Premier: możliwa jest renegocjacja umowy z Gazpromem

Premier: możliwa jest renegocjacja umowy z Gazpromem

Dodano:   /  Zmieniono: 
Fot. sxc.hu Źródło: FreeImages.com
Jeżeli będzie możliwe zaspokojenie części zapotrzebowania Polski na gaz przez złoża gazu łupkowego, możliwa jest zmiana umowy z Gazpromem na dostawę tego surowca do RP - powiedział premier Donald Tusk. Tusk odpowiadał na pytanie, czy w kontekście potencjalnych złóż gazu łupkowego w Polsce słusznie podpisaliśmy "pakt gazowy" z Gazpromem.
Premier zaznaczył, że gaz musi płynąc do polskich firm i mieszkań, "więc przez długie, długie lata będziemy jeszcze potrzebowali spore ilości gazu od Rosji". - Uniezależniamy się od Rosji, bo budujemy gazoport i rozpoczynają się wiercenia, jeśli chodzi o gaz łupkowy - zaznaczył.

Od maja Komisja Europejska przygląda się umowie gazowej między Polską a Rosją. Chodzi o aneks do porozumienia rządów Polski i Rosji, dotyczący zwiększenia dostaw gazu do Polski do 10,3 mld m sześc. rocznie i wydłużenia ich do 2037 roku. Aneks do porozumienia z 1993 roku, choć wynegocjowany, nie został jeszcze podpisany. Resort gospodarki wstrzymał ustalanie terminu podpisania porozumienia do czasu wyjaśnienia pytań KE. Żeby dostawy zostały zwiększone, aneks do kontraktu jamalskiego muszą też podpisać Polskie Górnictwo Naftowe i Gazownictwo oraz Gazprom.

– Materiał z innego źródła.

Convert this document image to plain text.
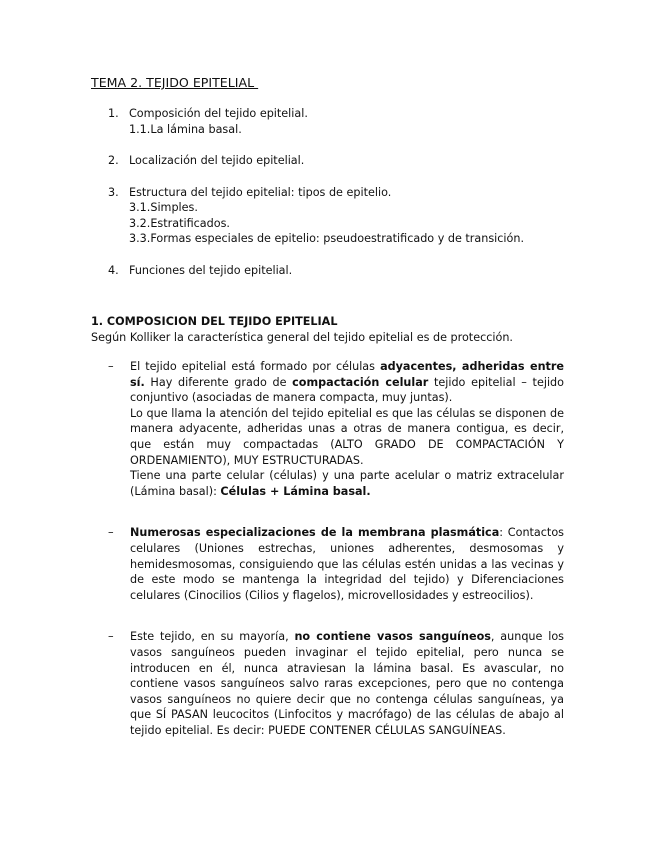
TEMA 2. TEJIDO EPITELIAL
1. Composición del tejido epitelial.
1.1.La lámina basal.
2. Localización del tejido epitelial.
3. Estructura del tejido epitelial: tipos de epitelio.
3.1.Simples.
3.2.Estratificados.
3.3.Formas especiales de epitelio: pseudoestratificado y de transición.
4. Funciones del tejido epitelial.
1. COMPOSICION DEL TEJIDO EPITELIAL
Según Kolliker la característica general del tejido epitelial es de protección.
– El tejido epitelial está formado por células adyacentes, adheridas entre sí. Hay diferente grado de compactación celular tejido epitelial – tejido conjuntivo (asociadas de manera compacta, muy juntas).

Lo que llama la atención del tejido epitelial es que las células se disponen de manera adyacente, adheridas unas a otras de manera contigua, es decir, que están muy compactadas (ALTO GRADO DE COMPACTACIÓN Y ORDENAMIENTO), MUY ESTRUCTURADAS.

Tiene una parte celular (células) y una parte acelular o matriz extracelular (Lámina basal): Células + Lámina basal.

– Numerosas especializaciones de la membrana plasmática: Contactos celulares (Uniones estrechas, uniones adherentes, desmosomas y hemidesmosomas, consiguiendo que las células estén unidas a las vecinas y de este modo se mantenga la integridad del tejido) y Diferenciaciones celulares (Cinocilios (Cilios y flagelos), microvellosidades y estreocilios).

– Este tejido, en su mayoría, no contiene vasos sanguíneos, aunque los vasos sanguíneos pueden invaginar el tejido epitelial, pero nunca se introducen en él, nunca atraviesan la lámina basal. Es avascular, no contiene vasos sanguíneos salvo raras excepciones, pero que no contenga vasos sanguíneos no quiere decir que no contenga células sanguíneas, ya que SÍ PASAN leucocitos (Linfocitos y macrófago) de las células de abajo al tejido epitelial. Es decir: PUEDE CONTENER CÉLULAS SANGUÍNEAS.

Wstępne, niepotwierdzone opracowania amerykańskich firm szacują nasze zasoby gazu łupkowego na minimum 1,5 bln m sześciennych. Główny geolog kraju Henryk Jezierski uważa, że dopiero za 5 lat dowiemy się, czy i ile mamy gazu łupkowego w Polsce, a przygotowania do eksploatacji rozpoczną się najwcześniej za 10 do 15 lat. W ciągu ostatnich dwóch lat resort środowiska wydał ok. 60 koncesji na poszukiwanie gazu łupkowego w naszym kraju, głównie amerykańskim firmom - m.in. Exxon Mobil, Chevron, ConocoPhillips, Lane Energy. 11 koncesji ma też Polskie Górnictwo Naftowe i Gazownictwo.